A freely available graph database of integrated chemical, reaction, enzyme and taxonomic data, based on the neo4j database. Biochem4j has applications in pathway elucidation, enzyme selection and metabolic modelling, acting as a knowledge base which brings together distributed data into an integrated and queryable system. It currently contains relevant information of known relationships between reactions (36765), chemicals (19735), enzymes (245704) and organisms (8431). Publication: Swainston N, Batista-Navarro R, Carbonell P, Dobson PD, Dunstan M, Jervis AJ, Vinaixa M, Williams AR, Ananiadou S, Faulon JL, Mendes P, Kell DB, Scrutton NS, Breitling R. (2017). biochem4j: Integrated and extensible biochemical knowledge through graph databases. PloS one, 12, e0179130.
A web application for the design of reusable synthetic biology parts that offers simultaneous codon optimisation, RBS design, CDS RBS removal, assembly and synthesis compatibility. It is designed to bridge the gap between optimisation tools for the design of novel parts, the representation of such designs in community-developed data standards such as Synthetic Biology Open Language (SBOL), and the sharing of designs in journal-recommended data repositories (JBEI-ICE). It facilitates the design, optimisation and dissemination of reusable synthetic biology parts through a single, integrated application. PartsGenie has been used for the design of most synthetic DNA used in the SYNBIOCHEM Centre and elsewhere in the MIB and is now freely available to the wider synthetic biology community. Publication: Swainston N, Dunstan M, Jervis AJ, Robinson CJ, Carbonell P, Williams AR, Faulon JL, Scrutton NS, Kell DB. (2018). PartsGenie: an integrated tool for optimizing and sharing synthetic biology parts. Bioinformatics. 2018 Jul 1;34(13):2327-2329.
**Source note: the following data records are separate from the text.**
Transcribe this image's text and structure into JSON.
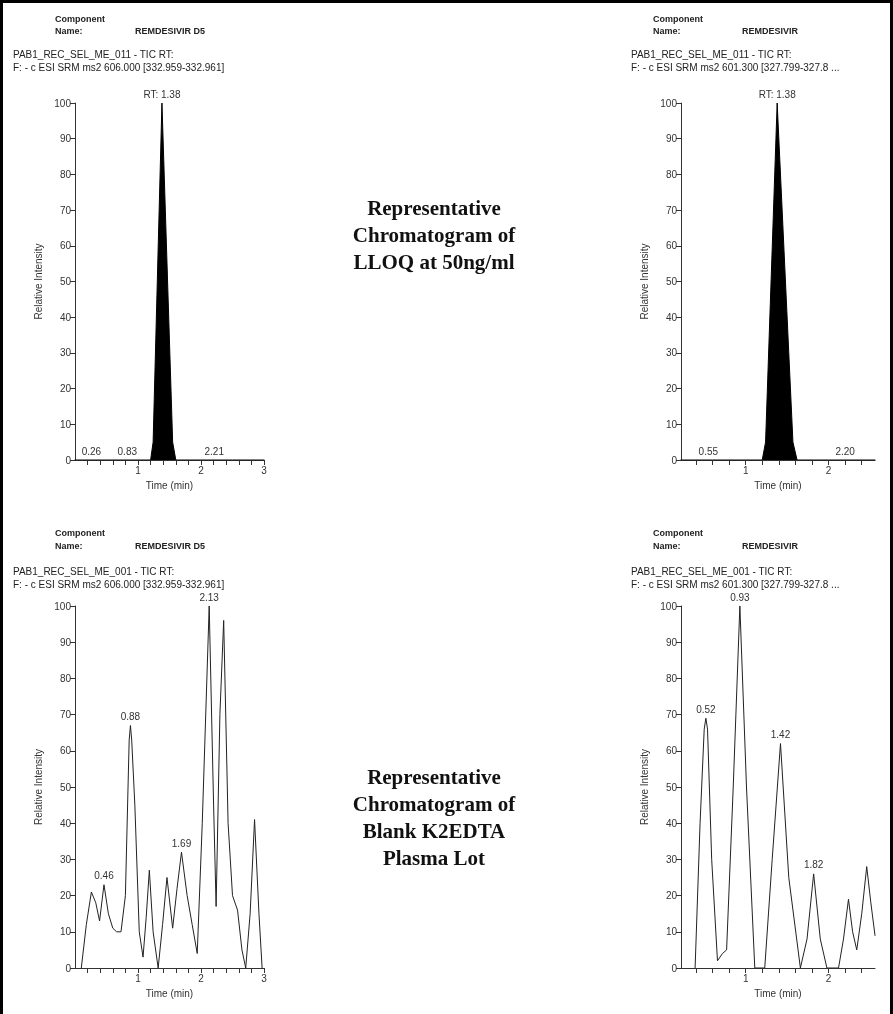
{
  "chart_data": [
    {
      "type": "area",
      "title": "REMDESIVIR D5",
      "subtitle": "PAB1_REC_SEL_ME_011 - TIC RT:\nF: - c ESI SRM ms2 606.000 [332.959-332.961]",
      "xlabel": "Time (min)",
      "ylabel": "Relative Intensity",
      "color": "#000000",
      "x": [
        0,
        0.5,
        1.0,
        1.2,
        1.24,
        1.38,
        1.55,
        1.6,
        2.0,
        2.5,
        3.0
      ],
      "values": [
        0,
        0,
        0,
        0,
        5,
        100,
        5,
        0,
        0,
        0,
        0
      ],
      "xlim": [
        0,
        3
      ],
      "xticks": [
        {
          "value": 0.2,
          "label": null
        },
        {
          "value": 0.4,
          "label": null
        },
        {
          "value": 0.6,
          "label": null
        },
        {
          "value": 0.8,
          "label": null
        },
        1,
        {
          "value": 1.2,
          "label": null
        },
        {
          "value": 1.4,
          "label": null
        },
        {
          "value": 1.6,
          "label": null
        },
        {
          "value": 1.8,
          "label": null
        },
        2,
        {
          "value": 2.2,
          "label": null
        },
        {
          "value": 2.4,
          "label": null
        },
        {
          "value": 2.6,
          "label": null
        },
        {
          "value": 2.8,
          "label": null
        },
        3
      ],
      "ylim": [
        0,
        100
      ],
      "yticks": [
        0,
        10,
        20,
        30,
        40,
        50,
        60,
        70,
        80,
        90,
        100
      ],
      "grid": false,
      "marker": "none",
      "annotations": [
        "Component",
        "Name:",
        {
          "text": "RT: 1.38",
          "x": 1.38,
          "y": 100
        },
        {
          "text": "0.26",
          "x": 0.26,
          "y": 0
        },
        {
          "text": "0.83",
          "x": 0.83,
          "y": 0
        },
        {
          "text": "2.21",
          "x": 2.21,
          "y": 0
        }
      ]
    },
    {
      "type": "other",
      "title": "Representative Chromatogram of LLOQ at 50ng/ml"
    },
    {
      "type": "area",
      "title": "REMDESIVIR",
      "subtitle": "PAB1_REC_SEL_ME_011 - TIC RT:\nF: - c ESI SRM ms2 601.300 [327.799-327.8 ...",
      "xlabel": "Time (min)",
      "ylabel": "Relative Intensity",
      "color": "#000000",
      "x": [
        0.22,
        0.6,
        1.0,
        1.2,
        1.24,
        1.38,
        1.57,
        1.62,
        2.0,
        2.56
      ],
      "values": [
        0,
        0,
        0,
        0,
        5,
        100,
        5,
        0,
        0,
        0
      ],
      "xlim": [
        0.22,
        2.56
      ],
      "xticks": [
        {
          "value": 0.4,
          "label": null
        },
        {
          "value": 0.6,
          "label": null
        },
        {
          "value": 0.8,
          "label": null
        },
        1,
        {
          "value": 1.2,
          "label": null
        },
        {
          "value": 1.4,
          "label": null
        },
        {
          "value": 1.6,
          "label": null
        },
        {
          "value": 1.8,
          "label": null
        },
        2,
        {
          "value": 2.2,
          "label": null
        },
        {
          "value": 2.4,
          "label": null
        }
      ],
      "ylim": [
        0,
        100
      ],
      "yticks": [
        0,
        10,
        20,
        30,
        40,
        50,
        60,
        70,
        80,
        90,
        100
      ],
      "grid": false,
      "marker": "none",
      "annotations": [
        "Component",
        "Name:",
        {
          "text": "RT: 1.38",
          "x": 1.38,
          "y": 100
        },
        {
          "text": "0.55",
          "x": 0.55,
          "y": 0
        },
        {
          "text": "2.20",
          "x": 2.2,
          "y": 0
        }
      ]
    },
    {
      "type": "line",
      "title": "REMDESIVIR D5",
      "subtitle": "PAB1_REC_SEL_ME_001 - TIC RT:\nF: - c ESI SRM ms2 606.000 [332.959-332.961]",
      "xlabel": "Time (min)",
      "ylabel": "Relative Intensity",
      "color": "#222222",
      "x": [
        0.1,
        0.18,
        0.26,
        0.33,
        0.39,
        0.46,
        0.53,
        0.6,
        0.66,
        0.73,
        0.8,
        0.86,
        0.88,
        0.9,
        0.95,
        1.02,
        1.08,
        1.13,
        1.18,
        1.24,
        1.32,
        1.39,
        1.46,
        1.55,
        1.62,
        1.69,
        1.78,
        1.86,
        1.94,
        2.02,
        2.13,
        2.2,
        2.24,
        2.3,
        2.36,
        2.43,
        2.5,
        2.58,
        2.65,
        2.71,
        2.78,
        2.85,
        2.92,
        2.97
      ],
      "values": [
        0,
        12,
        21,
        18,
        13,
        23,
        15,
        11,
        10,
        10,
        20,
        63,
        67,
        63,
        45,
        10,
        3,
        14,
        27,
        10,
        0,
        12,
        25,
        11,
        22,
        32,
        20,
        12,
        4,
        40,
        100,
        45,
        17,
        70,
        96,
        40,
        20,
        16,
        5,
        0,
        15,
        41,
        15,
        0
      ],
      "xlim": [
        0,
        3
      ],
      "xticks": [
        {
          "value": 0.2,
          "label": null
        },
        {
          "value": 0.4,
          "label": null
        },
        {
          "value": 0.6,
          "label": null
        },
        {
          "value": 0.8,
          "label": null
        },
        1,
        {
          "value": 1.2,
          "label": null
        },
        {
          "value": 1.4,
          "label": null
        },
        {
          "value": 1.6,
          "label": null
        },
        {
          "value": 1.8,
          "label": null
        },
        2,
        {
          "value": 2.2,
          "label": null
        },
        {
          "value": 2.4,
          "label": null
        },
        {
          "value": 2.6,
          "label": null
        },
        {
          "value": 2.8,
          "label": null
        },
        3
      ],
      "ylim": [
        0,
        100
      ],
      "yticks": [
        0,
        10,
        20,
        30,
        40,
        50,
        60,
        70,
        80,
        90,
        100
      ],
      "grid": false,
      "marker": "none",
      "annotations": [
        "Component",
        "Name:",
        {
          "text": "0.46",
          "x": 0.46,
          "y": 23
        },
        {
          "text": "0.88",
          "x": 0.88,
          "y": 67
        },
        {
          "text": "1.69",
          "x": 1.69,
          "y": 32
        },
        {
          "text": "2.13",
          "x": 2.13,
          "y": 100
        }
      ]
    },
    {
      "type": "other",
      "title": "Representative Chromatogram of Blank K2EDTA Plasma Lot"
    },
    {
      "type": "line",
      "title": "REMDESIVIR",
      "subtitle": "PAB1_REC_SEL_ME_001 - TIC RT:\nF: - c ESI SRM ms2 601.300 [327.799-327.8 ...",
      "xlabel": "Time (min)",
      "ylabel": "Relative Intensity",
      "color": "#222222",
      "x": [
        0.39,
        0.45,
        0.5,
        0.52,
        0.54,
        0.59,
        0.66,
        0.72,
        0.77,
        0.85,
        0.93,
        1.01,
        1.11,
        1.23,
        1.32,
        1.42,
        1.52,
        1.66,
        1.74,
        1.82,
        1.9,
        1.98,
        2.12,
        2.18,
        2.24,
        2.29,
        2.34,
        2.4,
        2.46,
        2.51,
        2.56
      ],
      "values": [
        0,
        40,
        66,
        69,
        66,
        30,
        2,
        4,
        5,
        50,
        100,
        50,
        0,
        0,
        30,
        62,
        25,
        0,
        8,
        26,
        8,
        0,
        0,
        8,
        19,
        10,
        5,
        15,
        28,
        18,
        9
      ],
      "xlim": [
        0.22,
        2.56
      ],
      "xticks": [
        {
          "value": 0.4,
          "label": null
        },
        {
          "value": 0.6,
          "label": null
        },
        {
          "value": 0.8,
          "label": null
        },
        1,
        {
          "value": 1.2,
          "label": null
        },
        {
          "value": 1.4,
          "label": null
        },
        {
          "value": 1.6,
          "label": null
        },
        {
          "value": 1.8,
          "label": null
        },
        2,
        {
          "value": 2.2,
          "label": null
        },
        {
          "value": 2.4,
          "label": null
        }
      ],
      "ylim": [
        0,
        100
      ],
      "yticks": [
        0,
        10,
        20,
        30,
        40,
        50,
        60,
        70,
        80,
        90,
        100
      ],
      "grid": false,
      "marker": "none",
      "annotations": [
        "Component",
        "Name:",
        {
          "text": "0.52",
          "x": 0.52,
          "y": 69
        },
        {
          "text": "0.93",
          "x": 0.93,
          "y": 100
        },
        {
          "text": "1.42",
          "x": 1.42,
          "y": 62
        },
        {
          "text": "1.82",
          "x": 1.82,
          "y": 26
        }
      ]
    }
  ]
}
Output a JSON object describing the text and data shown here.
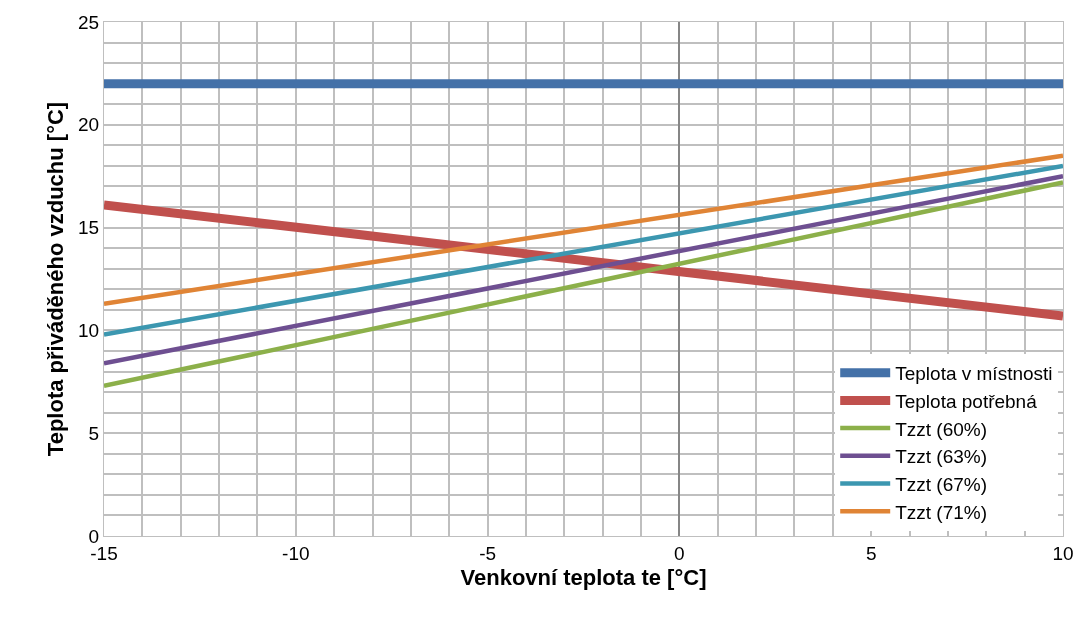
{
  "chart_data": {
    "type": "line",
    "xlabel": "Venkovní teplota te [°C]",
    "ylabel": "Teplota přiváděného vzduchu [°C]",
    "x": [
      -15,
      10
    ],
    "series": [
      {
        "name": "Teplota v místnosti",
        "color": "#4471a8",
        "values": [
          22,
          22
        ]
      },
      {
        "name": "Teplota potřebná",
        "color": "#c0504d",
        "values": [
          16.1,
          10.7
        ]
      },
      {
        "name": "Tzzt (60%)",
        "color": "#8cb04a",
        "values": [
          7.3,
          17.2
        ]
      },
      {
        "name": "Tzzt (63%)",
        "color": "#6e4f91",
        "values": [
          8.4,
          17.5
        ]
      },
      {
        "name": "Tzzt (67%)",
        "color": "#3c97b0",
        "values": [
          9.8,
          18.0
        ]
      },
      {
        "name": "Tzzt (71%)",
        "color": "#e08435",
        "values": [
          11.3,
          18.5
        ]
      }
    ],
    "xlim": [
      -15,
      10
    ],
    "xticks": [
      -15,
      {
        "value": -14,
        "label": null
      },
      {
        "value": -13,
        "label": null
      },
      {
        "value": -12,
        "label": null
      },
      {
        "value": -11,
        "label": null
      },
      -10,
      {
        "value": -9,
        "label": null
      },
      {
        "value": -8,
        "label": null
      },
      {
        "value": -7,
        "label": null
      },
      {
        "value": -6,
        "label": null
      },
      -5,
      {
        "value": -4,
        "label": null
      },
      {
        "value": -3,
        "label": null
      },
      {
        "value": -2,
        "label": null
      },
      {
        "value": -1,
        "label": null
      },
      0,
      {
        "value": 1,
        "label": null
      },
      {
        "value": 2,
        "label": null
      },
      {
        "value": 3,
        "label": null
      },
      {
        "value": 4,
        "label": null
      },
      5,
      {
        "value": 6,
        "label": null
      },
      {
        "value": 7,
        "label": null
      },
      {
        "value": 8,
        "label": null
      },
      {
        "value": 9,
        "label": null
      },
      10
    ],
    "ylim": [
      0,
      25
    ],
    "yticks": [
      0,
      {
        "value": 1,
        "label": null
      },
      {
        "value": 2,
        "label": null
      },
      {
        "value": 3,
        "label": null
      },
      {
        "value": 4,
        "label": null
      },
      5,
      {
        "value": 6,
        "label": null
      },
      {
        "value": 7,
        "label": null
      },
      {
        "value": 8,
        "label": null
      },
      {
        "value": 9,
        "label": null
      },
      10,
      {
        "value": 11,
        "label": null
      },
      {
        "value": 12,
        "label": null
      },
      {
        "value": 13,
        "label": null
      },
      {
        "value": 14,
        "label": null
      },
      15,
      {
        "value": 16,
        "label": null
      },
      {
        "value": 17,
        "label": null
      },
      {
        "value": 18,
        "label": null
      },
      {
        "value": 19,
        "label": null
      },
      20,
      {
        "value": 21,
        "label": null
      },
      {
        "value": 22,
        "label": null
      },
      {
        "value": 23,
        "label": null
      },
      {
        "value": 24,
        "label": null
      },
      25
    ],
    "grid": true,
    "legend": "bottom right",
    "marker": "none",
    "line_style": "solid"
  }
}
Gene synthesis methods for efficient for variant library design and directed evolution projects. Publication: Swainston N, Currin A, Day PJ and Kell DB. (2014). GeneGenie: optimised oligomer design for directed evolution. Nucleic Acids Res 42 (W1): W395-W400. Currin A, Swainston N, Day PJ, Kell DB. (2017). SpeedyGenes: Exploiting an Improved Gene Synthesis Method for the Efficient Production of Synthetic Protein Libraries for Directed Evolution. Methods in Molecular Biology, 1472: 63-78.
Application for designing ambiguous codons to support protein mutagenesis. Given a user-defined target collection of amino acids and an intended host organism, CodonGenie will design and analyse all ambiguous codons that encode the required amino acids. The codons are ranked according to their efficiency in encoding the required amino acids while minimising the encoding of additional amino acids and stop codons. Publication: Swainston N, Currin A, Green L, Breitling R, Day PJ, Kell DB. (2017). CodonGenie: optimised ambiguous codon design tools. PeerJ Computer Science, 7, e120. DOI: 10.7717/peerj-cs.120.